Dalam pandangan mereka, para Batara, Daleum, dan Menak, yang menurunkan
Puun dan orang-orang Kanekes tidak mati, tetapi ngahyang karena mereka dalam
hidunya lebih banyak melakukan tapa. Itulah yang menyebabkan mengapa manusia di Baduy harus melakukan tapa, menyataukan diri dengan Batara Tunggal karena nasib dan kehidupan manusia diatur oleh suatu kekuatan yang tidak tampak oleh manusia yaitu kekuatan Batara Tunggal. Segala perbuatan yang baik merupakan “ibadah)
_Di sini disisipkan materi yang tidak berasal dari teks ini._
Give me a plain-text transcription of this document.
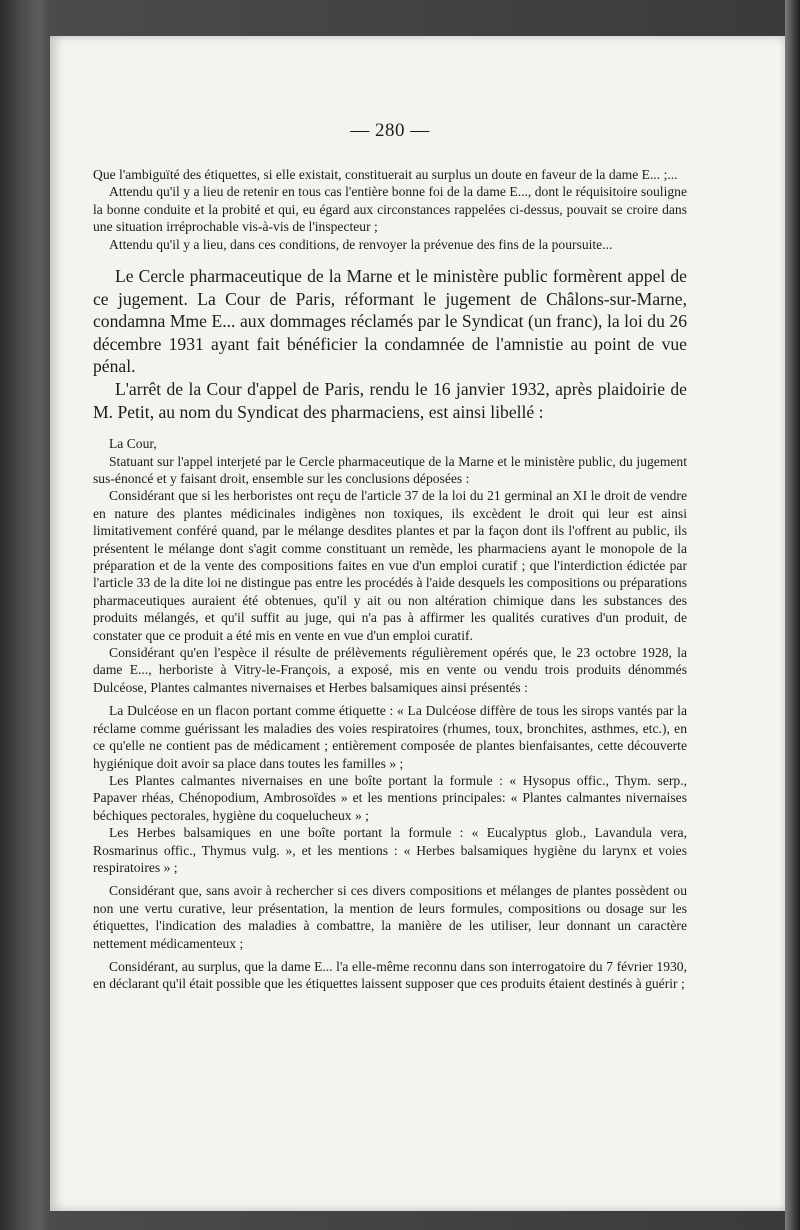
— 280 —

Que l'ambiguïté des étiquettes, si elle existait, constituerait au surplus un doute en faveur de la dame E... ;...

Attendu qu'il y a lieu de retenir en tous cas l'entière bonne foi de la dame E..., dont le réquisitoire souligne la bonne conduite et la probité et qui, eu égard aux circonstances rappelées ci-dessus, pouvait se croire dans une situation irréprochable vis-à-vis de l'inspecteur ;

Attendu qu'il y a lieu, dans ces conditions, de renvoyer la prévenue des fins de la poursuite...

Le Cercle pharmaceutique de la Marne et le ministère public formèrent appel de ce jugement. La Cour de Paris, réformant le jugement de Châlons-sur-Marne, condamna Mme E... aux dommages réclamés par le Syndicat (un franc), la loi du 26 décembre 1931 ayant fait bénéficier la condamnée de l'amnistie au point de vue pénal.

L'arrêt de la Cour d'appel de Paris, rendu le 16 janvier 1932, après plaidoirie de M. Petit, au nom du Syndicat des pharmaciens, est ainsi libellé :

La Cour,

Statuant sur l'appel interjeté par le Cercle pharmaceutique de la Marne et le ministère public, du jugement sus-énoncé et y faisant droit, ensemble sur les conclusions déposées :

Considérant que si les herboristes ont reçu de l'article 37 de la loi du 21 germinal an XI le droit de vendre en nature des plantes médicinales indigènes non toxiques, ils excèdent le droit qui leur est ainsi limitativement conféré quand, par le mélange desdites plantes et par la façon dont ils l'offrent au public, ils présentent le mélange dont s'agit comme constituant un remède, les pharmaciens ayant le monopole de la préparation et de la vente des compositions faites en vue d'un emploi curatif ; que l'interdiction édictée par l'article 33 de la dite loi ne distingue pas entre les procédés à l'aide desquels les compositions ou préparations pharmaceutiques auraient été obtenues, qu'il y ait ou non altération chimique dans les substances des produits mélangés, et qu'il suffit au juge, qui n'a pas à affirmer les qualités curatives d'un produit, de constater que ce produit a été mis en vente en vue d'un emploi curatif.

Considérant qu'en l'espèce il résulte de prélèvements régulièrement opérés que, le 23 octobre 1928, la dame E..., herboriste à Vitry-le-François, a exposé, mis en vente ou vendu trois produits dénommés Dulcéose, Plantes calmantes nivernaises et Herbes balsamiques ainsi présentés :

La Dulcéose en un flacon portant comme étiquette : « La Dulcéose diffère de tous les sirops vantés par la réclame comme guérissant les maladies des voies respiratoires (rhumes, toux, bronchites, asthmes, etc.), en ce qu'elle ne contient pas de médicament ; entièrement composée de plantes bienfaisantes, cette découverte hygiénique doit avoir sa place dans toutes les familles » ;

Les Plantes calmantes nivernaises en une boîte portant la formule : « Hysopus offic., Thym. serp., Papaver rhéas, Chénopodium, Ambrosoïdes » et les mentions principales: « Plantes calmantes nivernaises béchiques pectorales, hygiène du coqueluchеux » ;

Les Herbes balsamiques en une boîte portant la formule : « Eucalyptus glob., Lavandula vera, Rosmarinus offic., Thymus vulg. », et les mentions : « Herbes balsamiques hygiène du larynx et voies respiratoires » ;

Considérant que, sans avoir à rechercher si ces divers compositions et mélanges de plantes possèdent ou non une vertu curative, leur présentation, la mention de leurs formules, compositions ou dosage sur les étiquettes, l'indication des maladies à combattre, la manière de les utiliser, leur donnant un caractère nettement médicamenteux ;

Considérant, au surplus, que la dame E... l'a elle-même reconnu dans son interrogatoire du 7 février 1930, en déclarant qu'il était possible que les étiquettes laissent supposer que ces produits étaient destinés à guérir ;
sedangkan segala perbuatan yang tidak baik harus senantiasa dihindarkan. Cara
untuk mengekang diri agar tidak melakukan hal yang tidak baik adalah bersikap
dan bertindak teu wasa. Jika perbuatan yang tidak baik dilakukan juga, maka
dosa atas perbuatan itu mengakibatkan kesusahan. Kesusahan itu sudah merupakan siksaan yang akan dijalninya di Buana Larang”.

Selintas dapat kita lihat ajaran Kanekes sangat menyerupai ajaran tauhid pada zaman Nabi Adam,lalu apakah Kanekes adalah tempat bertemunya Adam & Hawa ??? yang jelas bila banyak orang berpendapat bahwa Nabi Adam & Hawa ada di india,maka perlu dicatat bahwa Jawa & daratan India dahulu kala adalah satu.